LA GRANADA DEL DARRO Y EL REALEJO

Alejandro Cerezo


 

 

La grandeza de la Chancillería, con su imponente edificio, parece salvar de las masas turísticas el más hermoso de los barrios andaluces: el Albayzín. La plaza de Santa Ana es una amplia y homogénea transición entre la Granada urbana y la Granada de siempre. No es aquí el adjetivo puesto con el ánimo con que se usa. Cuando se dice de siempre, es desde el principio de su Historia. 

En la plaza de Santa Ana se levanta la Iglesia de su nombre que comparte la titularidad con San Gil. La Iglesia, de una nave muy reducida y acogedora, tiene el ambiente impregnado de humedad, pues su pared izquierda cae contundente como un abismo hasta el río Darro... "por el agua de Granada solo reman los suspiros" decía Lorca. Suspiros que serpentean por la Carrera del Río; suspiros de tristeza. Tristeza, el Paseo de los Tristes. Único lugar del mundo en donde la pena es vida. 

Los puentecitos del Darro parecen decorados de Belenes. El adoquín eterno gris, como todo el entorno, llueva o no, mira al cielo clamando silencio. Qué callada es Granada. Los puentecitos del Darro son un camino al cielo rojo, al símbolo de la Andalucía más profunda de sentimientos. Desafiando sin intimidar, mandando sin agresividad, la paz que desprende la Alhambra roja sobre el alfombrado verde no tiene parangón con ningún sueño. 

La calle Pavaneras es tímida y ni sus casas, ni sus estrechas aceras hacen imaginar que vaya a desembocar en un barrio tan amplio como el Realejo. Tan amplio como sosegado, como cansado por los siglos que han pasado por sus esencias y que bien conoció el Cristo de los Favores. A la derecha de esta calle, no sin la cierta intriga de alguna callecita previa, se abre la plaza de Santo Domingo, con su iglesia de fachada pictórica, extrañamente preciosa.

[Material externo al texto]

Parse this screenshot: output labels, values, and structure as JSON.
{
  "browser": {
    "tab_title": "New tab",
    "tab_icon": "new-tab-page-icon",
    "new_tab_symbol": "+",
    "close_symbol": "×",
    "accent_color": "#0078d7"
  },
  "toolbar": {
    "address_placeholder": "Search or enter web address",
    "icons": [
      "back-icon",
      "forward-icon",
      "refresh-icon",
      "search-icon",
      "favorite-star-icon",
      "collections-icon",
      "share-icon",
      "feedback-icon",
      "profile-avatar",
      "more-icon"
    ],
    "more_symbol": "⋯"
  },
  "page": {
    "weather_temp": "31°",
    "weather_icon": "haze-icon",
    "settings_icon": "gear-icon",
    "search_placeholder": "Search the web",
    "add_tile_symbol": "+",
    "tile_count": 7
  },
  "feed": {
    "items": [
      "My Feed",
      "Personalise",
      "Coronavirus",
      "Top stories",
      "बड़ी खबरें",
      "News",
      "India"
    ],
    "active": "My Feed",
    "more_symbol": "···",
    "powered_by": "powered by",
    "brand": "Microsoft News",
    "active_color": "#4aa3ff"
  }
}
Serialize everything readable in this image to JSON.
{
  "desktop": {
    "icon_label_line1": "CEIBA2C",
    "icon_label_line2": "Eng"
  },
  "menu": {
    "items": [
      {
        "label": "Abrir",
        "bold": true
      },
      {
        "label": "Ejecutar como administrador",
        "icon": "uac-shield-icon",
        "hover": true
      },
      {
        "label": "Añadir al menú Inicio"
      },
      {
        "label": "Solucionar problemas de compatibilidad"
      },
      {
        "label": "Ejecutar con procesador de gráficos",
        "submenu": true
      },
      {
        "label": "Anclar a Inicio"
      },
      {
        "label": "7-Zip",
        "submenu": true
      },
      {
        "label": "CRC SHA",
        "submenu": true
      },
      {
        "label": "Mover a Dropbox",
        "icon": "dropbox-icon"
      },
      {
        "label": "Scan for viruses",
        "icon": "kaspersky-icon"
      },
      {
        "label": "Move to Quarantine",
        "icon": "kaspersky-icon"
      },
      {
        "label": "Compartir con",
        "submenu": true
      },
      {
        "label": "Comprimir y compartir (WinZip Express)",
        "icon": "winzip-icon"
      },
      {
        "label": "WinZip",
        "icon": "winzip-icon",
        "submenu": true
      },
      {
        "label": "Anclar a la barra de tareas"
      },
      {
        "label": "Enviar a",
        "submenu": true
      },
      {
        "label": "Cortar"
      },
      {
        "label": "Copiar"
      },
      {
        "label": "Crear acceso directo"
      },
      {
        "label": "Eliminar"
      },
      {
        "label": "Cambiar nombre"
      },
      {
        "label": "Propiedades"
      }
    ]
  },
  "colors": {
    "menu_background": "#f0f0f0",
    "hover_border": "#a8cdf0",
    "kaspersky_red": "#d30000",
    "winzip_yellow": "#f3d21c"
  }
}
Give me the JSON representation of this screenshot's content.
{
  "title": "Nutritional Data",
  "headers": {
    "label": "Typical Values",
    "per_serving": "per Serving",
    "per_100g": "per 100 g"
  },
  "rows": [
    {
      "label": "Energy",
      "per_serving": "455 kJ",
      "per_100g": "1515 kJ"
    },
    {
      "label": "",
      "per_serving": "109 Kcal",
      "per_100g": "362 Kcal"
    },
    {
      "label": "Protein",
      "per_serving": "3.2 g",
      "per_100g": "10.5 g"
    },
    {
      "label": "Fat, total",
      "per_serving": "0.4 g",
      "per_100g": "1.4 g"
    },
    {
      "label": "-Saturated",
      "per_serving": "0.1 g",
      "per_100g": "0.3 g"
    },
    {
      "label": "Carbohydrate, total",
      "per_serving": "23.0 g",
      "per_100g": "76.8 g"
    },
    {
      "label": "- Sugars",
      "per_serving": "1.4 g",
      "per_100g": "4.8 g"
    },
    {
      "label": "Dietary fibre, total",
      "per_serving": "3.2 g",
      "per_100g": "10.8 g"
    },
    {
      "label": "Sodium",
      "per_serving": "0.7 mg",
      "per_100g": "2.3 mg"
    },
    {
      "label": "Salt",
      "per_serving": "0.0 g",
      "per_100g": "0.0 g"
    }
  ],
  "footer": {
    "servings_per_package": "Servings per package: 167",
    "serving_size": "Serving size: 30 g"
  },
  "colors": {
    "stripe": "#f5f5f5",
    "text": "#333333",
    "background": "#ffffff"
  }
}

Qué silencio el de esta plaza y el de los Campos... por aquel lado se va hacia el olvido del ruido. El gratuito y valorado silencio de una calle tranquila, en donde sólo de vez en cuando las ruedas de un coche pisan sus adoquines, mojados tras una fina lluvia, y parece hasta agradable... la Cuesta de Aixa.

El Realejo es una revuelta de callejas que se encaraman en una ladera. Abajo, como el gran humilladero de ese barrio, el Señor de los Favores en el Campo del Príncipe. El Señor escucha peticiones a diario, oliendo a flores frescas y al humo de las velas. Y el Viernes Santo, a las tres de la tarde, hora en que murió el Señor, aparece la Soledad de la Madre, y con Sudario en mano, parece "malaugurarle" a su Hijo lo que ha de pasar. Delante, la cruz con Él. Detrás, el madero vacío. En medio, una Soledad rota de pena, que clama Piedad en tres gritos de campanada, en tres voces espeluznantes, tres campanadas en el silencio del Viernes de muerte.